Os EUA movimenta navios de guerra em direção à Venezuela e ao Caribe, enquanto o Reino Unido envia navio para a mesma região, supostamente para auxiliar seus territórios durante época de tornados e por causa do coronavírus. O governo americano justifica que a região é rota de narcotráfico com influência do ditador da Venezuela, Nicolás Maduro, que tem boas relações com Pequim.

No Brasil, treinamentos militares provocaram luzes no céu de Campo Grande, o que intrigou a população. Em Minas Gerais, foi aprovado um projeto de lei de autoria de Romeu Zema (Novo) que possibilita a convocação da reserva das Forças Armadas para o auxílio da polícia.

Muitos afirmam que a onda de exercícios e mobilizações militares pelo mundo tem relação com o temor de caos e desordem por conta dos problemas econômicos advindos da quarentena. Mas o motivo pode ser outro.

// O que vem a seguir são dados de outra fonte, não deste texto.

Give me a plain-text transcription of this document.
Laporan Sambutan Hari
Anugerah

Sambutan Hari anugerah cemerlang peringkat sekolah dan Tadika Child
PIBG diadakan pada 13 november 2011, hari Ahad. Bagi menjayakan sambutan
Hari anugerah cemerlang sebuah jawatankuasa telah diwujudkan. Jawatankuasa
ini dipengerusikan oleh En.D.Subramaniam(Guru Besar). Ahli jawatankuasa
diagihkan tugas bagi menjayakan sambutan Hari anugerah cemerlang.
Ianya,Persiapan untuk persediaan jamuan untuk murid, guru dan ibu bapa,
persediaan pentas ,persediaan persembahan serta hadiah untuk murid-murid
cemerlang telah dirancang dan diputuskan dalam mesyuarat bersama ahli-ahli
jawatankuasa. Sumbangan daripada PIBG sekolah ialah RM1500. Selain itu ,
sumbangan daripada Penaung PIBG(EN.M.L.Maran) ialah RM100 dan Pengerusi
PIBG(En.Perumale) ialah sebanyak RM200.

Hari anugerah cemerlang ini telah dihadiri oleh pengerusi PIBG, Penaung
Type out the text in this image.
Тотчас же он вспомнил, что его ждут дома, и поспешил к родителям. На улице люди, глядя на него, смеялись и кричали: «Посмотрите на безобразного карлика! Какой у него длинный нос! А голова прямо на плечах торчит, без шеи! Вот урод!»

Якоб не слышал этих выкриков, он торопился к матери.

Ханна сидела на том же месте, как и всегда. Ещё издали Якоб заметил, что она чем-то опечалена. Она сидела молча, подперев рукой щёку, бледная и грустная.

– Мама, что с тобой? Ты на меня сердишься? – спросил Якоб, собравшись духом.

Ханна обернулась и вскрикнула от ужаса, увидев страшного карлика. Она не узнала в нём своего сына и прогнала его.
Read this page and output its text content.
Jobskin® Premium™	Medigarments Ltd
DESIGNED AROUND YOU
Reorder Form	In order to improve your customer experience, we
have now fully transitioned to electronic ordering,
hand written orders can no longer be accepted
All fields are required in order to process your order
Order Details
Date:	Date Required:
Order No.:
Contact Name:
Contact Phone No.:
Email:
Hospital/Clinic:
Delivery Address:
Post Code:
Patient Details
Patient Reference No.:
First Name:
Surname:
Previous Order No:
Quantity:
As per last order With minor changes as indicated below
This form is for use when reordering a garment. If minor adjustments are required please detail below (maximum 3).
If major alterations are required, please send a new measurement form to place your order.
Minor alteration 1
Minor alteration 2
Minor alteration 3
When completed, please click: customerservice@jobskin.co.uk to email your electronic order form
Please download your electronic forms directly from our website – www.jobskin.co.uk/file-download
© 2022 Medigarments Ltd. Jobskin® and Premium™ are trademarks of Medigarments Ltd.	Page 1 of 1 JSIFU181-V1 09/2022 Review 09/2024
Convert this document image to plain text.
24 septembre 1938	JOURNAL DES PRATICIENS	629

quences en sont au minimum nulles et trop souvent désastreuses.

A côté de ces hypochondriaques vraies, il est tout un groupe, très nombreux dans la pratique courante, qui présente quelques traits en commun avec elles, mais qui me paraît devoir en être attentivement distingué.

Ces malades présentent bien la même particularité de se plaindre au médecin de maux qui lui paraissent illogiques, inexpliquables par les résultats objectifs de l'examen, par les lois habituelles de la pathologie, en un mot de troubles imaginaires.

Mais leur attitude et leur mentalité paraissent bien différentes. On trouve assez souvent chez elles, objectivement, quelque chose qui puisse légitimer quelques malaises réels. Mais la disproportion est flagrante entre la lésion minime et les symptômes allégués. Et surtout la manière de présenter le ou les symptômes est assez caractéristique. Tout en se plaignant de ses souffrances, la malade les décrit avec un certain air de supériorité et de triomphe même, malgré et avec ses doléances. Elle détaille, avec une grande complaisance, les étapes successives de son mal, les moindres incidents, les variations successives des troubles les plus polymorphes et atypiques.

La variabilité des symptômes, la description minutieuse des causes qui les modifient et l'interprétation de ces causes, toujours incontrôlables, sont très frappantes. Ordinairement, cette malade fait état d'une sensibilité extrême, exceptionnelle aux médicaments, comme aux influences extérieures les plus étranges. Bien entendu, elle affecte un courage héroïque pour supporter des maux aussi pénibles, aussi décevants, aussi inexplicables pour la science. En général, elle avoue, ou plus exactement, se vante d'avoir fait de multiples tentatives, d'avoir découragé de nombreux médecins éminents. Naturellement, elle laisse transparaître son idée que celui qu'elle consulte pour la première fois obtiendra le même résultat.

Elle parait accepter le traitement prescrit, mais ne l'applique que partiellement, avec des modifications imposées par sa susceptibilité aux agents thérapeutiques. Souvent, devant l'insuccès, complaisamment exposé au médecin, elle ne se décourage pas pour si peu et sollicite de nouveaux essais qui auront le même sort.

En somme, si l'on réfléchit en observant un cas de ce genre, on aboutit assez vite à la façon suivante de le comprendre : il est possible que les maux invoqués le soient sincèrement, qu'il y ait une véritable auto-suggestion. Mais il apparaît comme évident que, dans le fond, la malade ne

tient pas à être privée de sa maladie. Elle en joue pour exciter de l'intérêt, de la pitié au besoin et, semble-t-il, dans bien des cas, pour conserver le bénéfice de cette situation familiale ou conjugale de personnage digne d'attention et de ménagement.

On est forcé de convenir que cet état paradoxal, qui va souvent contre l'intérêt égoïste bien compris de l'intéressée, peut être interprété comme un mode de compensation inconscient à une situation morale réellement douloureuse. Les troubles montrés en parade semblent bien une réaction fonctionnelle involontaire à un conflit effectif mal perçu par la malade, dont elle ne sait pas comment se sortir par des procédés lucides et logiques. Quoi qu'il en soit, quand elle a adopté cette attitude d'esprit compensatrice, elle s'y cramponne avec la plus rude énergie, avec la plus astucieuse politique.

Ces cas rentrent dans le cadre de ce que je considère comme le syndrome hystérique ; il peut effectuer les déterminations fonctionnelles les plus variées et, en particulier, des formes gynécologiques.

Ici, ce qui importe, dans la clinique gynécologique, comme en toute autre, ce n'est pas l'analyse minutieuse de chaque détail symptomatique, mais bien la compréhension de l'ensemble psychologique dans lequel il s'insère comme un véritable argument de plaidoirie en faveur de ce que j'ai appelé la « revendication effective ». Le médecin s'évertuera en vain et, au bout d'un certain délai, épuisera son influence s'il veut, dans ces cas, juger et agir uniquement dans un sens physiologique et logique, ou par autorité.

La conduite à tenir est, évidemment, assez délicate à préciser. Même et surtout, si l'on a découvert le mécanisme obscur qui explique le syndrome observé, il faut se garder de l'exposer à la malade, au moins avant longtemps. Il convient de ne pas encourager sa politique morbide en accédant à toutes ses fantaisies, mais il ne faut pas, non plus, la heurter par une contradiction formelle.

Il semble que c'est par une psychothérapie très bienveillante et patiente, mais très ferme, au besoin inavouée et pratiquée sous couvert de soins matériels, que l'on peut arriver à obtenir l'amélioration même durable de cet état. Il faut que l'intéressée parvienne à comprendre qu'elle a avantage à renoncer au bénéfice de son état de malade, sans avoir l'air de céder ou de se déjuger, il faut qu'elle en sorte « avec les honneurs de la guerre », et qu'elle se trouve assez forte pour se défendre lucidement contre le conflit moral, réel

Com o medo de uma nova onda de contágio do vírus chinês, a China fechou suas fronteiras, o que para alguns indica que tenha sido um sinal de alerta para um novo ataque biológico (leia o estudo sobre guerra biológica chinesa). Essa possibilidade pode ter causado intensa mobilização militar nos diversos cantos do mundo.

Guerra irrestrita

Segundo o analista político-militar norte-americano, Jeffrey Nyquist, a pandemia que assolou o mundo foi sem dúvidas um ataque biológico da China, com características eugênicas. O foco em idosos e doentes pode indicar duas coisas: uma preparação do próprio país para a guerra, eliminando o peso da população menos ativa e, contra o mundo ocidental, um duro golpe que se vale da “fragilidade” ocidental em cuidar dos doentes. Um país como Rússia e China dificilmente mudaria sua rotina para salvar idosos e doentes, que não reúnem forças para uma guerra.

O alvo seria certamente a economia de países ocidentais, que fragilizada não teria uma pronta resposta a um ataque militar coordenado. Isso significa que um ataque militar só viria após os alvos estarem reduzidos ao caos e à desordem.

Hipóteses a serem observadas nas próximas semanas.